Special events at HMH include opening receptions for temporary exhibitions; lectures, conferences, and curated conversations on history, Jewish studies, and human rights issues; and film screenings and theatrical productions in the museum’s Albert and Ethel Herzstein Theater.

What’s in the Boniuk Library at HMH?

If you’re in need of research materials for a school project, looking to educate yourself more on Holocaust history or human rights issues, or need a new nonfiction recommendation, the Boniuk Library, located on the third floor of the museum, houses over 12,000 books, videos, recordings, and other resources for visitors of all ages to access. The library also offers weekly and monthly events, including author visits, a bimonthly book club, and a kids’ storytime hour every Thursday at 4 p.m.

What is a “fully bilingual” museum?

All wall displays throughout the museum (such as the wall text featured in exhibitions giving historical information regarding the objects on display, as well as directions to different galleries and other amenities in the museum) are written in both English and Spanish, creating an all-inclusive museum experience for visitors who speak either language. 

Boys & Girls Clubs of Greater Houston visiting HMH.

How much is admission to Holocaust Museum Houston?

Admission to the museum is $22 for adults, and $16 for seniors age 65 or older, AARP members, and active duty military. Infants and kids up to 18 can get in for free, as well as those who have a membership with HMH. Admission to temporary exhibitions and special events is usually also included with general ticket price, so you don’t have to worry about extra fees.

When does Holocaust Museum Houston have free admission?

From 2 p.m. to 5 p.m. every Thursday, the museum offers free admission for all visitors. (And psst: there are plenty of other local museums offering free admission throughout the year, too.)

Can I eat at Holocaust Museum Houston?

The Legacy Cafe, founded by local Jewish caterer Vladimir Smirnov of Chef Smirnov Catering, LLC, is located on the second floor. Food options include Caesar and Greek salads, hummus flatbread wraps, sandwiches, and a kids menu featuring quesadillas and pizza bagels. You can also sip on a hot (or cold) drink while you’re there, like an espresso, caramel frappe, hot chocolate, iced tea, or fruit smoothie.

What can I get in the gift shop?

The museum houses a small gift shop on the first floor featuring books, t-shirts, and gifts for all ages, but you can also shop their items online. Browse their collection of Spanish-language books or purchase a Malala pin while you’re there. 
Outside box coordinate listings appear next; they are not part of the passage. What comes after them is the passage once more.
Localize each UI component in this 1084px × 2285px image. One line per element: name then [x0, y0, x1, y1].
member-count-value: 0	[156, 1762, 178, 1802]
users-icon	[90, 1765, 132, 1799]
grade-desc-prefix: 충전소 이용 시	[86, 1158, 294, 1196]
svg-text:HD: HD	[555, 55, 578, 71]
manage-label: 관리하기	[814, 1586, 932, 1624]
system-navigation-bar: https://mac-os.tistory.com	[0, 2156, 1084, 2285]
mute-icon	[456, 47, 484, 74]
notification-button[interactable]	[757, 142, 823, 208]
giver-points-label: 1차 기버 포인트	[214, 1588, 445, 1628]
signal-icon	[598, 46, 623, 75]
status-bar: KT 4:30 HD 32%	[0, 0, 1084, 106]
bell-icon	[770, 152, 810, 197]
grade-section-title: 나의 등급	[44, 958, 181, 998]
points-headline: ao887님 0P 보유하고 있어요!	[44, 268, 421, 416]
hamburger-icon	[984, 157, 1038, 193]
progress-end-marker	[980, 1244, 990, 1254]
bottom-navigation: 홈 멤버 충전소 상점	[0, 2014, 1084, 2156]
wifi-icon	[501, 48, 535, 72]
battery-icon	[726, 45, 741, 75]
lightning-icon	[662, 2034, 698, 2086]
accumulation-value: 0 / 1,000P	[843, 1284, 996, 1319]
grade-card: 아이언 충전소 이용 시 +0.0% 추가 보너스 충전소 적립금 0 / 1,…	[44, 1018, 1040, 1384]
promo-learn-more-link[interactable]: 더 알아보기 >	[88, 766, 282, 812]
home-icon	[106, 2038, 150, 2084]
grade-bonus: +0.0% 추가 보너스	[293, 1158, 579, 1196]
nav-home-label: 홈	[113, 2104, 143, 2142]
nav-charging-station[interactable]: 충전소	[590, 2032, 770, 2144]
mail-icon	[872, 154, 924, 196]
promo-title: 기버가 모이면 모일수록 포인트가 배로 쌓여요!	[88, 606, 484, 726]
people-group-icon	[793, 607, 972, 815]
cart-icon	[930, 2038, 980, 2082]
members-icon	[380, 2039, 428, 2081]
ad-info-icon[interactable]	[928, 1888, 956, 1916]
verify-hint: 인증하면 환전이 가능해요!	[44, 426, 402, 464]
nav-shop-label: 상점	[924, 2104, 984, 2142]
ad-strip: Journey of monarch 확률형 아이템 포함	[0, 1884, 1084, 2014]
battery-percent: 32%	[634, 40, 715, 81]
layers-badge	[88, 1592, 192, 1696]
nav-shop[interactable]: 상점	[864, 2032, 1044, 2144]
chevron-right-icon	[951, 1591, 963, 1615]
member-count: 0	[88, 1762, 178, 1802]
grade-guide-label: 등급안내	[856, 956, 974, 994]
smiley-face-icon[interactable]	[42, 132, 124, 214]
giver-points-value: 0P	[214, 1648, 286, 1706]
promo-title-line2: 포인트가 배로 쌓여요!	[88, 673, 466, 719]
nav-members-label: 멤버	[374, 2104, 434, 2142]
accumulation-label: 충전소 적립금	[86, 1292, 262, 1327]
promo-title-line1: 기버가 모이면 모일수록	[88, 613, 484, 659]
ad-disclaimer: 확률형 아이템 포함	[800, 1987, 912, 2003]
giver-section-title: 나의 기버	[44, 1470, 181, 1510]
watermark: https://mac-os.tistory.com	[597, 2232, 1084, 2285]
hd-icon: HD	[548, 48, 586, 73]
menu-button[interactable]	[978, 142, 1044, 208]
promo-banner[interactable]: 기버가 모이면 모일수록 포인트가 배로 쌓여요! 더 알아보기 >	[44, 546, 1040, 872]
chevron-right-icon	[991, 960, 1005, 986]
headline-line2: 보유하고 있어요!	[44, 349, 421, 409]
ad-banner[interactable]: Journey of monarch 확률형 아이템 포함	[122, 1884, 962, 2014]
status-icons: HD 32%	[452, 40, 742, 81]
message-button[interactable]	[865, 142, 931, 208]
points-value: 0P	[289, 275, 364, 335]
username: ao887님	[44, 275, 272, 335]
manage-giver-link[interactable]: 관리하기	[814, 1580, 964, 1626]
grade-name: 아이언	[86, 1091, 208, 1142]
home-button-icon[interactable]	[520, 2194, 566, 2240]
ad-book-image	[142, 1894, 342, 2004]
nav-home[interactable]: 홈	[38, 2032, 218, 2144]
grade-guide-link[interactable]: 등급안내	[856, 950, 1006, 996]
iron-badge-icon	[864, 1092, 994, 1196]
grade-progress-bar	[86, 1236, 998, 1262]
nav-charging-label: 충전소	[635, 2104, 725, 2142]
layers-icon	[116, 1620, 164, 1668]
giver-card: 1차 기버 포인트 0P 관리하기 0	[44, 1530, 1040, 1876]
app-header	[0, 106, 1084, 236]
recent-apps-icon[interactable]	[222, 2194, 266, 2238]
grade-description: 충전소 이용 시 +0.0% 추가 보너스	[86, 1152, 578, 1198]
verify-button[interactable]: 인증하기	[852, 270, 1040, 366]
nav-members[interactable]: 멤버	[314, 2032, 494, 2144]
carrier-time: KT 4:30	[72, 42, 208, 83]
Where can I park at Holocaust Museum Houston?

The museum has a parking lot next to the building for visitors to use. Parking is free for up to 30 minutes, then goes to $8 for a visit lasting up to 4 hours. If you’re planning on taking between 4 and 12 hours at the museum, the rate will go up to $12. Members get discounted parking fees.

Where is Holocaust Museum Houston located?

Holocaust Museum Houston’s Lester and Sue Smith Campus is located in the Museum District at 5401 Caroline St.

When is Holocaust Museum Houston open?

The museum is open Tuesday through Saturday, 10 a.m. to 5 p.m., and Sundays from noon to 5 p.m. Check their website for holiday hours.

Wall of Tears made of 600 hand-painted ceramic tiles representing the six million Jews who died in the Holocaust.